1. Emergence d’un management en multiprojet

De façon générale, les projets en entreprise sont de plus en plus nombreux, s’interpénètrent et mettent en jeu des acteurs de métiers différents, dont certains sont externes à l’entreprise. Dans ce contexte, il devient impératif de mettre en place une gestion spécifique et claire de tous ces projets.

Dès le début des années 2000, des stratégies d’innovation intensive se généralisent et ce, dans de nombreux secteurs y compris dans des contextes matures comme ceux de l’automobile ou de l’aéronautique. Ces stratégies se caractérisent à la fois par une multiplication et par une radicalisation des ruptures dans les renouvellements de produit. Le management de projet, déployé dans les années 1990 en Europe, atteint alors ses limites en efficacité et réponse à ces nouveaux besoins. En effet, ce mode de fonctionnement organisait la convergence sur des cibles de valeur relativement bien identifiées. Actuellement la demande est de piloter les divergences d’exploration, de contrôler un foisonnement de projets de plus en plus problématique, de mutualiser des coûts de recherche et développement en pleine explosion.
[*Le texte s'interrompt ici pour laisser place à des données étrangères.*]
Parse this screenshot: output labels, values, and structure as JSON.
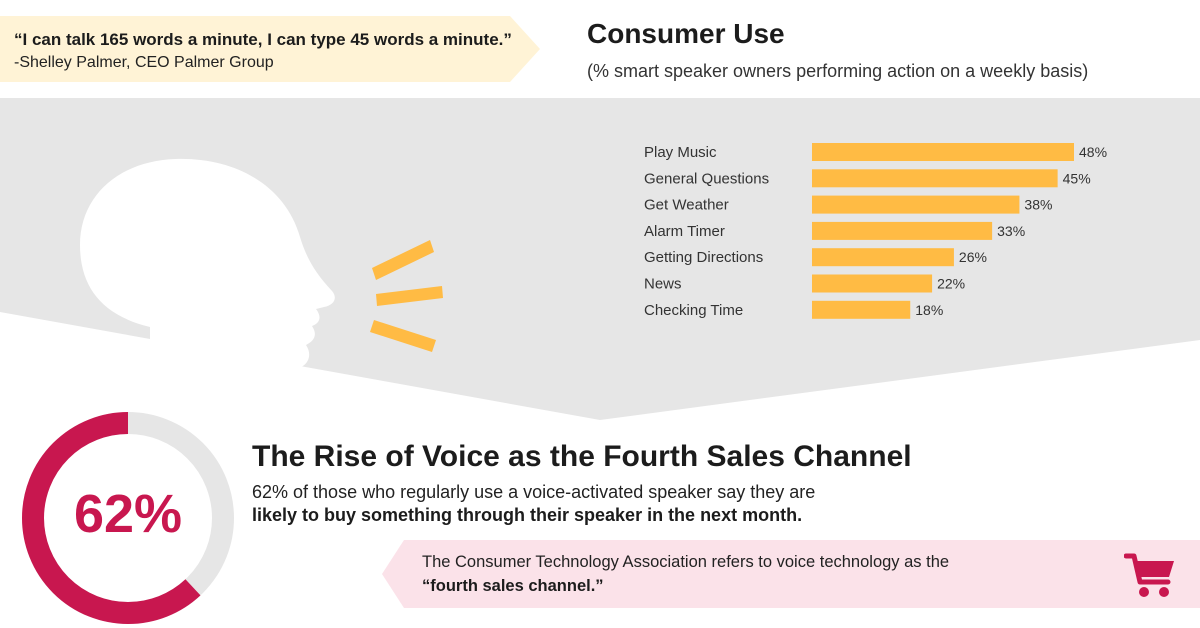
{
  "quote": {
    "text": "“I can talk 165 words a minute, I can type 45 words a minute.”",
    "attribution": "-Shelley Palmer, CEO Palmer Group"
  },
  "colors": {
    "accent": "#FFBB44",
    "bar": "#FFBB44",
    "magenta": "#C8174F",
    "background_gray": "#E6E6E6",
    "quote_bg": "#FFF3D6",
    "cta_bg": "#FBE2E9",
    "ring_track": "#E6E6E6"
  },
  "chart_data": {
    "type": "bar",
    "orientation": "horizontal",
    "title": "Consumer Use",
    "subtitle": "(% smart speaker owners performing action on a weekly basis)",
    "categories": [
      "Play Music",
      "General Questions",
      "Get Weather",
      "Alarm Timer",
      "Getting Directions",
      "News",
      "Checking Time"
    ],
    "values": [
      48,
      45,
      38,
      33,
      26,
      22,
      18
    ],
    "value_labels": [
      "48%",
      "45%",
      "38%",
      "33%",
      "26%",
      "22%",
      "18%"
    ],
    "xlim": [
      0,
      48
    ],
    "grid": false,
    "legend": "none"
  },
  "stat": {
    "value": 62,
    "label": "62%",
    "title": "The Rise of Voice as the Fourth Sales Channel",
    "line1": "62% of those who regularly use a voice-activated speaker say they are",
    "line2": "likely to buy something through their speaker in the next month."
  },
  "callout": {
    "line1": "The Consumer Technology Association refers to voice technology as the",
    "line2": "“fourth sales channel.”",
    "icon": "shopping-cart-icon"
  }
}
De fait, le management multiprojet devient un enjeu de plus en plus fort et stratégique pour une plus grande maîtrise d’une visibilité de fonctionnement des entreprises. Les ressources étant limitées, il convient de savoir gérer un ensemble de projets ayant des enjeux différents et à des stades d’avancement divers. Planifier, établir les rôles et les responsabilités de chacun, arbitrer et communiquer sont les clés du management multiprojet. Avant toute chose, positionner un mode de fonctionnement en multiprojet oblige à rappeler le contexte de tous les projets dans une entreprise.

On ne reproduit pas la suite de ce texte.